INDBengaluru through its textile traditions


Suresh Jayaram, Archana Hande and Jeevan Xavier
| Photo Credit: IIHS MEDIA LAB

Tipu Sultan may be known for his valour, tiger stripe motifs, expansion of Lal Bagh, patronage of Channapatna toys and the development of rockets, but there is another thing this now-controversial figure hasn’t been given enough credit for –  the growth of the Mysore silk industry.

Vibrant sericulture industry

Tipu sent emissaries to China and Oman to collect silkworms, thereby kickstarting a vibrant sericulture industry in Karnataka, says Suresh Jayaram, who was part of a recent panel discussion in the city, a panel that included Archana Hande and Jeevan Xavier.  

“Tipu has a very important role to play in textiles,” says Suresh, a Bengaluru-based artist and art historian. “He was someone who was a modernist, and he brought the material culture into Mysore,” he adds at the session titled Knots, Loops, Tangles: Exploring Bengaluru through Textiles, part of City Scripts, an annual urban writing festival organised by the Indian Institute for Human Settlements (IIHS). 

Besides Tipu’s contribution to the industry, the discussion revealed various aspects of the history of textiles in Bengaluru. Among the many important events that were discussed was the genesis of the Tata Silk Farm in the 1890s in the Chamrajpet area. “The industry benefited from the Tata silk farm,” says Suresh, pointing out that this changed the very nature of the industry. “It was no longer a small-scale industry. Silk was here to stay,” he says, before delving into a fascinating account of how silk, woven in Bengaluru for parachutes, was repurposed into wedding gowns that were worn across the world. 

A global commodity

But then again, silk has always been a global commodity, a point that was reiterated by Archana who spoke about the silk route, perhaps the earliest global trade route in history.
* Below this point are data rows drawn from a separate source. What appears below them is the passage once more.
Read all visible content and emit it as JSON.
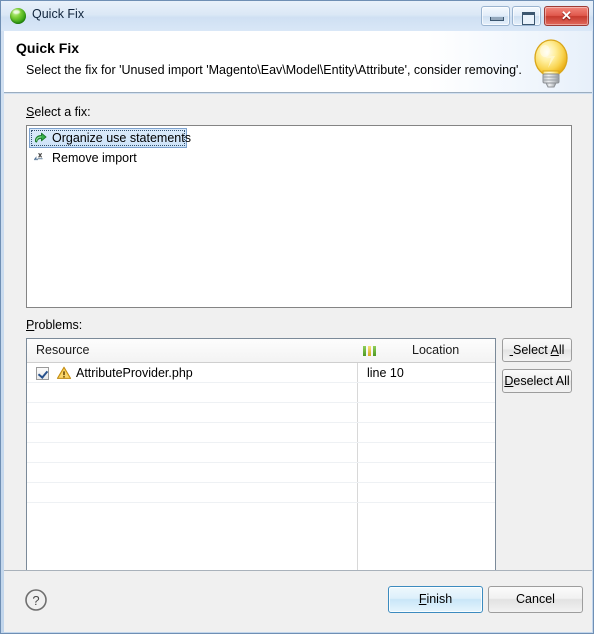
{
  "window": {
    "title": "Quick Fix",
    "icon": "green-sphere-icon",
    "controls": {
      "minimize": "minimize-button",
      "maximize": "maximize-button",
      "close_glyph": "✕"
    }
  },
  "header": {
    "title": "Quick Fix",
    "description": "Select the fix for 'Unused import 'Magento\\Eav\\Model\\Entity\\Attribute', consider removing'.",
    "banner_icon": "lightbulb-icon"
  },
  "fix_section": {
    "label": "Select a fix:",
    "label_mnemonic": "S",
    "items": [
      {
        "label": "Organize use statements",
        "icon": "organize-imports-icon",
        "selected": true
      },
      {
        "label": "Remove import",
        "icon": "remove-import-icon",
        "selected": false
      }
    ]
  },
  "problems_section": {
    "label": "Problems:",
    "label_mnemonic": "P",
    "columns": [
      {
        "label": "Resource"
      },
      {
        "label": "Location",
        "icon": "severity-bars-icon"
      }
    ],
    "rows": [
      {
        "checked": true,
        "severity_icon": "warning-icon",
        "resource": "AttributeProvider.php",
        "location": "line 10"
      }
    ],
    "empty_row_count": 6,
    "buttons": {
      "select_all": "Select All",
      "select_all_mnemonic": "A",
      "deselect_all": "Deselect All",
      "deselect_all_mnemonic": "D"
    }
  },
  "footer": {
    "help_icon": "help-icon",
    "help_glyph": "?",
    "finish": "Finish",
    "finish_mnemonic": "F",
    "cancel": "Cancel",
    "default_button": "Finish"
  },
  "colors": {
    "selection_blue": "#cde3f8",
    "selection_border": "#7da2ce",
    "warning_amber": "#f0b428",
    "default_button_border": "#3c8bbf",
    "title_icon_green": "#2f9e11",
    "dialog_background": "#f0f0f0"
  }
}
Silk, she points out, was synonymous with China, which had been growing it for centuries and supplying silken thread worldwide. “Tipu brought the secret from there,” she says.

She also discussed the Jacquard loom and its impact. “Silk was no more of an exclusive material because of Jacquard. Even a middle-class person could buy it,” says Archana, who admits that she does not see the romance of handloom compared to the power loom. “The weaving technique was the same. Power loom helped the weavers (since they could scale up production),” she argues. 

City’s evolution

At the event, the panelists highlighted how slow the technological growth within the industry is and how weaving skills are in constant danger of going extinct. They also explored how the textile tradition played a significant role in shaping the city’s evolution―its impact on war, migration, urban planning and the economy.

“The first and second population spurt in Bengaluru was due to textiles,” believes Jeevan, pointing out that though the city is today called Silicon Valley, it was a textile town after agriculture died out. “Everything came from the fertile ecosystem it provided.”